For this you can reuse some already existing database or generate your own data. To train the vehicles-detection module of traffic monitor I generated my own database of vehicles following the PASCAL VOC format. This is a well-known format that can be used later to generate the traing.record and testing.record TFRecord files needed by tensorflow to re-train an already existing network.

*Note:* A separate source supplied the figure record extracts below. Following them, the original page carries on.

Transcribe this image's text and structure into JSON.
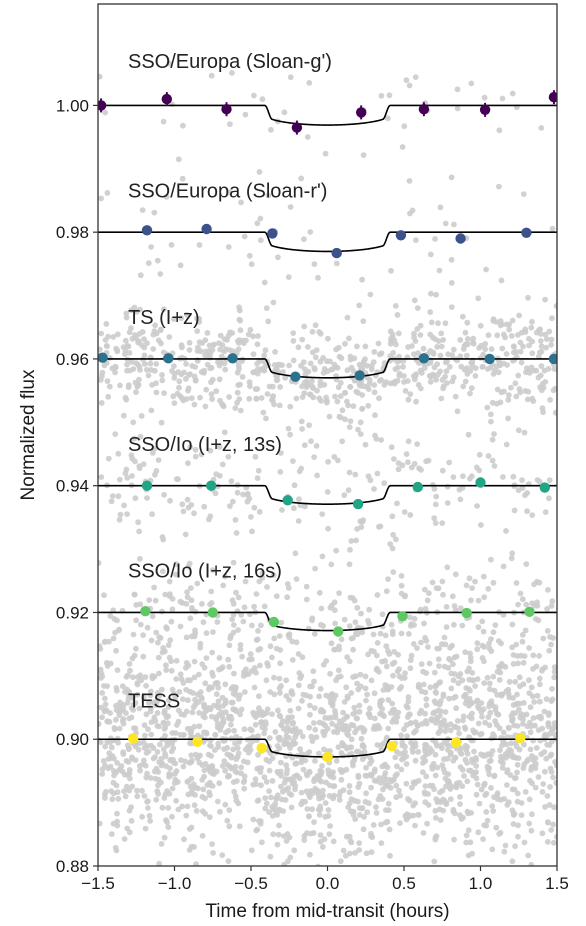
{
  "chart_data": {
    "type": "scatter",
    "title": "",
    "xlabel": "Time from mid-transit (hours)",
    "ylabel": "Normalized flux",
    "xlim": [
      -1.5,
      1.5
    ],
    "ylim": [
      0.88,
      1.016
    ],
    "xticks": [
      -1.5,
      -1.0,
      -0.5,
      0.0,
      0.5,
      1.0,
      1.5
    ],
    "xtick_labels": [
      "−1.5",
      "−1.0",
      "−0.5",
      "0.0",
      "0.5",
      "1.0",
      "1.5"
    ],
    "yticks": [
      0.88,
      0.9,
      0.92,
      0.94,
      0.96,
      0.98,
      1.0
    ],
    "ytick_labels": [
      "0.88",
      "0.90",
      "0.92",
      "0.94",
      "0.96",
      "0.98",
      "1.00"
    ],
    "grid": false,
    "legend": "none",
    "raw_point_color": "#cccccc",
    "model_color": "#000000",
    "transit_model": {
      "t1": -0.41,
      "t2": -0.36,
      "t3": 0.36,
      "t4": 0.41
    },
    "series": [
      {
        "name": "SSO/Europa (Sloan-g')",
        "offset": 1.0,
        "depth": 0.0031,
        "color": "#440154",
        "errorbar": true,
        "raw_scatter": 0.005,
        "raw_count": 45,
        "label_pos": [
          -1.5,
          1.007
        ],
        "binned": [
          {
            "x": -1.48,
            "y": 1.0
          },
          {
            "x": -1.05,
            "y": 1.001
          },
          {
            "x": -0.66,
            "y": 0.9994
          },
          {
            "x": -0.2,
            "y": 0.9965
          },
          {
            "x": 0.22,
            "y": 0.9989
          },
          {
            "x": 0.63,
            "y": 0.9994
          },
          {
            "x": 1.03,
            "y": 0.9993
          },
          {
            "x": 1.48,
            "y": 1.0013
          }
        ]
      },
      {
        "name": "SSO/Europa (Sloan-r')",
        "offset": 0.98,
        "depth": 0.0031,
        "color": "#3b528b",
        "errorbar": false,
        "raw_scatter": 0.005,
        "raw_count": 55,
        "label_pos": [
          -1.5,
          0.9866
        ],
        "binned": [
          {
            "x": -1.18,
            "y": 0.9803
          },
          {
            "x": -0.79,
            "y": 0.9805
          },
          {
            "x": -0.36,
            "y": 0.9798
          },
          {
            "x": 0.06,
            "y": 0.9767
          },
          {
            "x": 0.48,
            "y": 0.9795
          },
          {
            "x": 0.87,
            "y": 0.979
          },
          {
            "x": 1.3,
            "y": 0.9799
          }
        ]
      },
      {
        "name": "TS (I+z)",
        "offset": 0.96,
        "depth": 0.0031,
        "color": "#2c728e",
        "errorbar": false,
        "raw_scatter": 0.004,
        "raw_count": 750,
        "label_pos": [
          -1.5,
          0.9666
        ],
        "binned": [
          {
            "x": -1.47,
            "y": 0.9602
          },
          {
            "x": -1.04,
            "y": 0.9601
          },
          {
            "x": -0.62,
            "y": 0.9601
          },
          {
            "x": -0.21,
            "y": 0.9572
          },
          {
            "x": 0.21,
            "y": 0.9574
          },
          {
            "x": 0.63,
            "y": 0.9601
          },
          {
            "x": 1.06,
            "y": 0.96
          },
          {
            "x": 1.48,
            "y": 0.96
          }
        ]
      },
      {
        "name": "SSO/Io (I+z, 13s)",
        "offset": 0.94,
        "depth": 0.0031,
        "color": "#21a585",
        "errorbar": false,
        "raw_scatter": 0.0045,
        "raw_count": 220,
        "label_pos": [
          -1.5,
          0.9466
        ],
        "binned": [
          {
            "x": -1.18,
            "y": 0.94
          },
          {
            "x": -0.76,
            "y": 0.94
          },
          {
            "x": -0.26,
            "y": 0.9377
          },
          {
            "x": 0.2,
            "y": 0.9371
          },
          {
            "x": 0.59,
            "y": 0.9398
          },
          {
            "x": 1.0,
            "y": 0.9405
          },
          {
            "x": 1.42,
            "y": 0.9397
          }
        ]
      },
      {
        "name": "SSO/Io (I+z, 16s)",
        "offset": 0.92,
        "depth": 0.0031,
        "color": "#5ec962",
        "errorbar": false,
        "raw_scatter": 0.0045,
        "raw_count": 260,
        "label_pos": [
          -1.5,
          0.9266
        ],
        "binned": [
          {
            "x": -1.19,
            "y": 0.9202
          },
          {
            "x": -0.75,
            "y": 0.92
          },
          {
            "x": -0.35,
            "y": 0.9185
          },
          {
            "x": 0.07,
            "y": 0.917
          },
          {
            "x": 0.49,
            "y": 0.9194
          },
          {
            "x": 0.91,
            "y": 0.9199
          },
          {
            "x": 1.32,
            "y": 0.9201
          }
        ]
      },
      {
        "name": "TESS",
        "offset": 0.9,
        "depth": 0.0031,
        "color": "#fde725",
        "errorbar": false,
        "raw_scatter": 0.0085,
        "raw_count": 1900,
        "label_pos": [
          -1.5,
          0.9061
        ],
        "binned": [
          {
            "x": -1.27,
            "y": 0.9001
          },
          {
            "x": -0.85,
            "y": 0.8996
          },
          {
            "x": -0.43,
            "y": 0.8986
          },
          {
            "x": 0.0,
            "y": 0.8972
          },
          {
            "x": 0.42,
            "y": 0.8989
          },
          {
            "x": 0.84,
            "y": 0.8995
          },
          {
            "x": 1.26,
            "y": 0.9002
          }
        ]
      }
    ]
  }
}
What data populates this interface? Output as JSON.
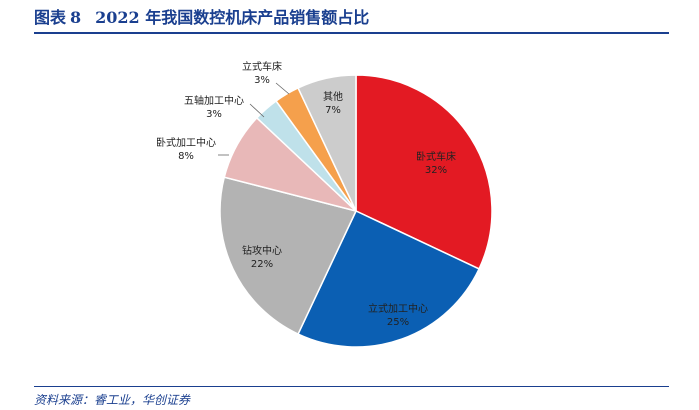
{
  "figure": {
    "label": "图表",
    "number": "8",
    "title": "2022 年我国数控机床产品销售额占比",
    "source": "资料来源：睿工业，华创证券"
  },
  "chart_data": {
    "type": "pie",
    "start_angle_deg": 0,
    "direction": "clockwise",
    "slices": [
      {
        "label": "卧式车床",
        "value": 32,
        "value_label": "32%",
        "color": "#e31a23"
      },
      {
        "label": "立式加工中心",
        "value": 25,
        "value_label": "25%",
        "color": "#0b5fb3"
      },
      {
        "label": "钻攻中心",
        "value": 22,
        "value_label": "22%",
        "color": "#b3b3b3"
      },
      {
        "label": "卧式加工中心",
        "value": 8,
        "value_label": "8%",
        "color": "#e8b8b8"
      },
      {
        "label": "五轴加工中心",
        "value": 3,
        "value_label": "3%",
        "color": "#bfe1ea"
      },
      {
        "label": "立式车床",
        "value": 3,
        "value_label": "3%",
        "color": "#f5a04c"
      },
      {
        "label": "其他",
        "value": 7,
        "value_label": "7%",
        "color": "#cccccc"
      }
    ]
  }
}
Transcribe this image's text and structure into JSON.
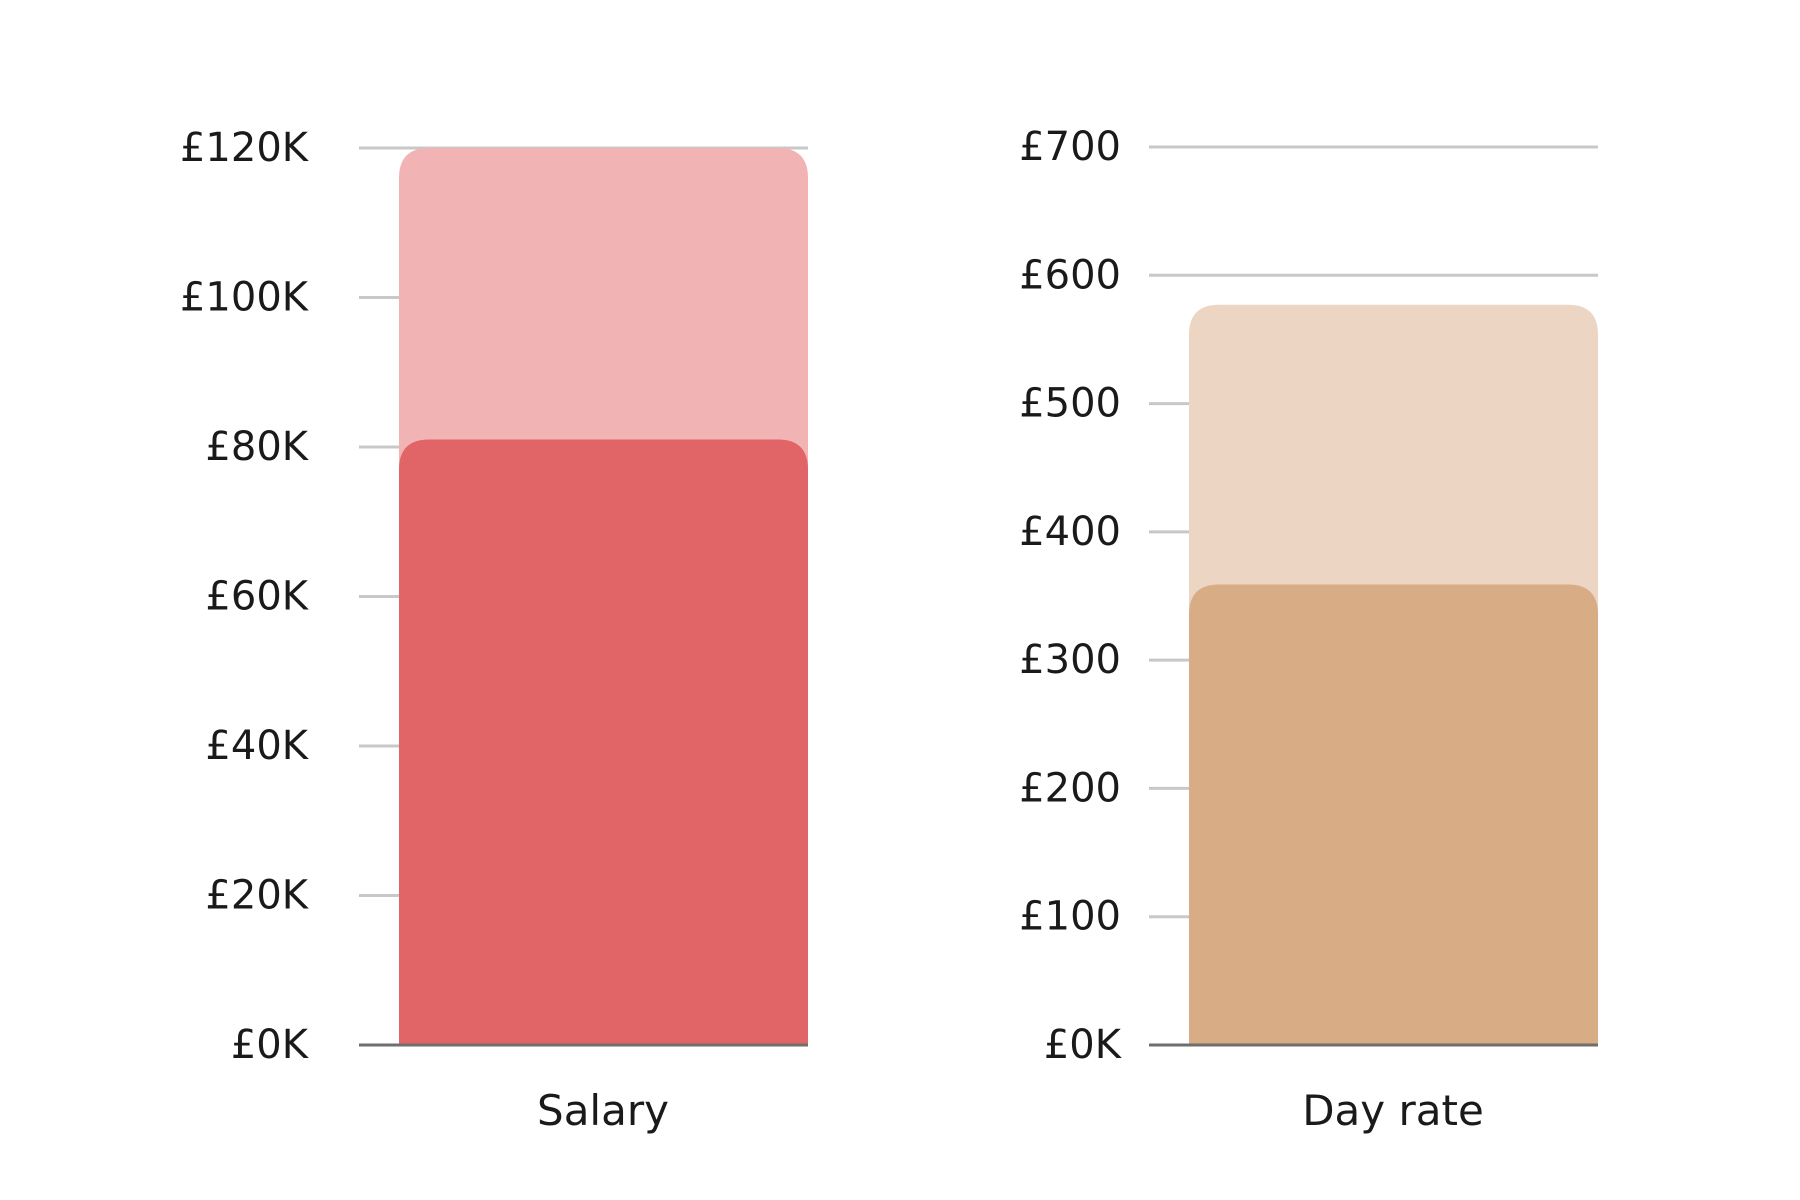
{
  "chart_data": [
    {
      "type": "bar",
      "xlabel": "Salary",
      "ylim": [
        0,
        120000
      ],
      "yticks": [
        {
          "value": 0,
          "label": "£0K"
        },
        {
          "value": 20000,
          "label": "£20K"
        },
        {
          "value": 40000,
          "label": "£40K"
        },
        {
          "value": 60000,
          "label": "£60K"
        },
        {
          "value": 80000,
          "label": "£80K"
        },
        {
          "value": 100000,
          "label": "£100K"
        },
        {
          "value": 120000,
          "label": "£120K"
        }
      ],
      "grid": true,
      "series": [
        {
          "value": 120000,
          "color": "#f2b3b4"
        },
        {
          "value": 81000,
          "color": "#e16567"
        }
      ]
    },
    {
      "type": "bar",
      "xlabel": "Day rate",
      "ylim": [
        0,
        700
      ],
      "yticks": [
        {
          "value": 0,
          "label": "£0K"
        },
        {
          "value": 100,
          "label": "£100"
        },
        {
          "value": 200,
          "label": "£200"
        },
        {
          "value": 300,
          "label": "£300"
        },
        {
          "value": 400,
          "label": "£400"
        },
        {
          "value": 500,
          "label": "£500"
        },
        {
          "value": 600,
          "label": "£600"
        },
        {
          "value": 700,
          "label": "£700"
        }
      ],
      "grid": true,
      "series": [
        {
          "value": 577,
          "color": "#edd5c3"
        },
        {
          "value": 359,
          "color": "#d8ac84"
        }
      ]
    }
  ],
  "colors": {
    "grid": "#c8c8c8",
    "baseline": "#6e6e6e",
    "text": "#1a1a1a"
  }
}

To generate the TFRecords a modified version of create_pascal_tf_record.py script will be used. Basically, the original script provided by tensorflow is ready to receive as input a dataset in PASCAL VOC format directory structure and use it to generate the TF records. However, the PASCAL structure is too complicated for what’s needed, so a modified script will be used so it can handle the following directory structure:

 dataset \
         \-- annotations
         \-- images
         \-- files.txt
         \-- labels.pbtxt

Where:

annotations : directory containing the XML annotations
images : directory containing the JPEG images
files.txt : a file listing the images to be used for training
labels.pbtxt : file containg the classes labels

The file labels.pbtxt must contain a list of the object classes, i.e:

item {
  id: 1
  name: "car"
}
item {
  id: 2
  name: "motorcycle"
}
...

Once the data is ready you can create the test.record and traing.cord as following:

   python machine-learning/tools/create_pascal_tf_record.py --data_dir vehicles-dataset/ --output_path data/test.record --files test-files-balanced.txt 

Re-training the network

Before starting the re-training script, you have to decide which network you will be using as starting point. There are several pre-trained networks in tensorflow zoo model repository, just pick one that fullfill your needs. Since in my case I’m looking for a fast object detection network, my first choice is SSD mobilenet V2 network. This network provides a good tradeoff between accurracy and speed. Once you decice which network to use, you have to download its .pb file and configuration file. In the case of SSD mobilenet V2 you can get the configuration file from the following link. This file contains severaltraining parametres needed by this network, but you just need to fine-tune some of them, for instance:

num_classes: as its name indicate, this parameter indicates the number of classes
input_path (tf_record_input_reader record): this parameter must point to the train.record file generated previously
label_map_path (tf_record_input_reader record): this parameter must point to the labels.pbtxt file generated previously

For example in my setup, the configuration file looks like:

train_input_reader: {
  tf_record_input_reader {
    input_path: "data/train.record"
  }
  label_map_path: "data/labels.pbtxt"
}

The same must be done for the testing records, pointing to the right files. At this point you have all what you need to start the re-training script. My data directory structure is as following:

 data \
      \-- labels.pbtxt
      \-- ssd_mobilenet_v2_coco.config
      \-- test.record
      \-- train.record

To launch the re-training you have to:

Go to the directory models/research/object_detection/legacy
Copy the data directory to hold the files needed for training (see above)
Copy the images directory to the local directory
In models/research, you have to execute: protoc object_detection/protos/*.proto –python_out=.
Launch the training script as following:

   export PYTHONPATH=../..:../../slim/
   python train.py --logtostderr --train_dir training/ --pipeline_config_path=./data/ssd_mobilenet_v2_coco.config

This will start the training process that may last for a while. During the same you can monitor the loss-function so you can stop it whenever it reaches a reasonable value. By default it will stop automatically after 200k steps. The training script from time to time saves a checkpoint (you can see them at training_dir/checkpoint).

Generate your model

At this point you have already ran the training script and generated our model, but the results are still in the intermediate format. In order to use the generated model outside you have to freeze it to a .pb network graph file. For this you have to use the export_inference_graph.py script (from legacy directory):

python ../export_inference_graph.py --input_type image_tensor --pipeline_config_path data/ssd_mobilenet_v2_coco.config --trained_checkpoint_prefix training/model.ckpt-XXX --output_directory mymodel/

where XXX are digits corresponding to the checkpoint to be used.

Finally, this generates a new directory mymodl where the .pb plus other model data are saved.